Obstinate in their refusal to unwind what they still considered profitable trades hammered by short-term market irrationality, LTCM’s partners refused a buyout offer of $250 million by Goldman Sachs, ING Barings, and Warren Buffet’s Berkshire Hathaway. However, LTCM’s role as a counterparty in thousands of derivatives trades that touched investment firms around the world threatened to provoke a wider collapse in international securities markets if the fund went under, so the U.S. Federal Reserve stepped in to maintain order.
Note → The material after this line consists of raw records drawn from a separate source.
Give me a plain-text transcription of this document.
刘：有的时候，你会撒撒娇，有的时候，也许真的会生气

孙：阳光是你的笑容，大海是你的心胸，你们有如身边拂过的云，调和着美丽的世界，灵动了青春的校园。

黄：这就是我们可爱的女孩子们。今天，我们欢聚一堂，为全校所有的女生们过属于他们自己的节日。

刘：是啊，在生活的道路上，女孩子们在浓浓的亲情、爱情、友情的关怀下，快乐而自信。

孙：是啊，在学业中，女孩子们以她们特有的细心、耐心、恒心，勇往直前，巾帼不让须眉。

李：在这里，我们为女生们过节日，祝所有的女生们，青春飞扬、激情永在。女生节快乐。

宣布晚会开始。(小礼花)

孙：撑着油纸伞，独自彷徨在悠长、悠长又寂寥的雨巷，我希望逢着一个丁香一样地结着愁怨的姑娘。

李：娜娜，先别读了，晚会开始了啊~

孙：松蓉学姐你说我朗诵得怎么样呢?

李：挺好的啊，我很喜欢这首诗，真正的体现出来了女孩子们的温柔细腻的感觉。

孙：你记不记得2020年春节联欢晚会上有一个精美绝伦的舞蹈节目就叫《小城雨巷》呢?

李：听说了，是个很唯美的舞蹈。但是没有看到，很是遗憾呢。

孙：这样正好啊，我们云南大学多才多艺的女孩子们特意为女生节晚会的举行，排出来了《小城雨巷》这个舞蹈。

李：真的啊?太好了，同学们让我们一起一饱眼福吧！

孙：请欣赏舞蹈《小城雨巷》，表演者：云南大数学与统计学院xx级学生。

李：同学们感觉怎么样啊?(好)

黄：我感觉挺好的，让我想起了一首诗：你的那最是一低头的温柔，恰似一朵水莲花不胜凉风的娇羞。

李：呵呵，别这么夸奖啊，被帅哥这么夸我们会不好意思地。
Wishing to avoid the precedent of a government bailout of a hedge fund and the moral hazard it could subsequently encourage, the Fed invited every major investment bank on Wall Street to an emergency meeting in New York and dictated the terms of the $3.625 billion bailout that would preserve market liquidity. The Fed convinced Bankers Trust, Barclays, Chase, Credit Suisse First Boston, Deutsche Bank, Goldman Sachs, Merrill Lynch, J.P. Morgan, Morgan Stanley, Salomon Smith Barney, and UBS – many of whom were investors in the fund – to contribute $300 million apiece, with $125 million coming from Société Générale and $100 million from Lehman Brothers and Paribas. Eventually the market crisis passed, and each bank managed to liquidate its position at a slight profit. Only one bank contacted by the Fed refused to join the syndicate and share the burden in the name of preserving market integrity.

That bank was Bear Stearns.

Bear’s dominant trading position in bonds and derivatives had won it the profitable business of acting as a settlement house for nearly all of LTCM’s trading in those markets. On September 22, 1998, just days before the Fed-organized bailout, Bear put the final nail in the LTCM coffin by calling in a short-term debt in the amount of $500 million in an attempt to limit its own exposure to the failing hedge fund, rendering it insolvent in the process. Ever the maverick in investment banking circles, Bear stubbornly refused to contribute to the eventual buyout, even in the face of a potentially apocalyptic market crash and despite the millions in profits it had earned as LTCM’s prime broker. In typical Bear fashion, James Cayne ignored the howls from other banks that failure to preserve confidence in the markets through a bailout would bring them all down in flames, famously growling through a chewed cigar as the Fed solicited contributions for the emergency financing, “Don’t go alphabetically if you want this to work.”

Market analysts were nearly unanimous in describing the lessons learned from LTCM’s implosion; in effect, the fund’s profound leverage had placed it in such a precarious position that it could not wait for its positions to turn profitable. While its trades were sound in principal, LTCM’s predicted price convergence was not realized until long after its equity had been wiped out completely. A less leveraged firm, they explained, might have realized lower profits than the 40% annual return LTCM had offered investors up until the 1998 crisis, but could have weathered the storm once the market turned against it. In the words of economist John Maynard Keynes, the market had remained irrational longer than LTCM could remain solvent. The crisis further illustrated the importance not merely of liquidity but of perception in the less regulated derivatives markets. Once LTCM’s ability to meet its obligations was called into question, its demise became inevitable, as it could no longer find counterparties with whom to trade and from whom it could borrow to continue operating.

The thornier question of the Fed’s role in bailing out an overly aggressive investment fund in the name of market stability remained unresolved, despite the Fed’s insistence on private funding for the actual buyout. Though impossible to foresee at the time, the issue would be revisited anew less than ten years later, and it would haunt Bear Stearns. With negative publicity from Bear’s $38.5 million settlement with the SEC regarding charges that it had ignored fraudulent behavior by a client for whom it cleared trades and LTCM’s collapse behind it, Bear Stearns continued to grow under Cayne’s leadership, with its stock price appreciating some 600% from his assumption of control in 1993 until 2008. However, a rapid-fire sequence of negative events began to unfurl in the summer of 2007 that would push Bear into a liquidity crunch eerily similar to the one that felled LTCM.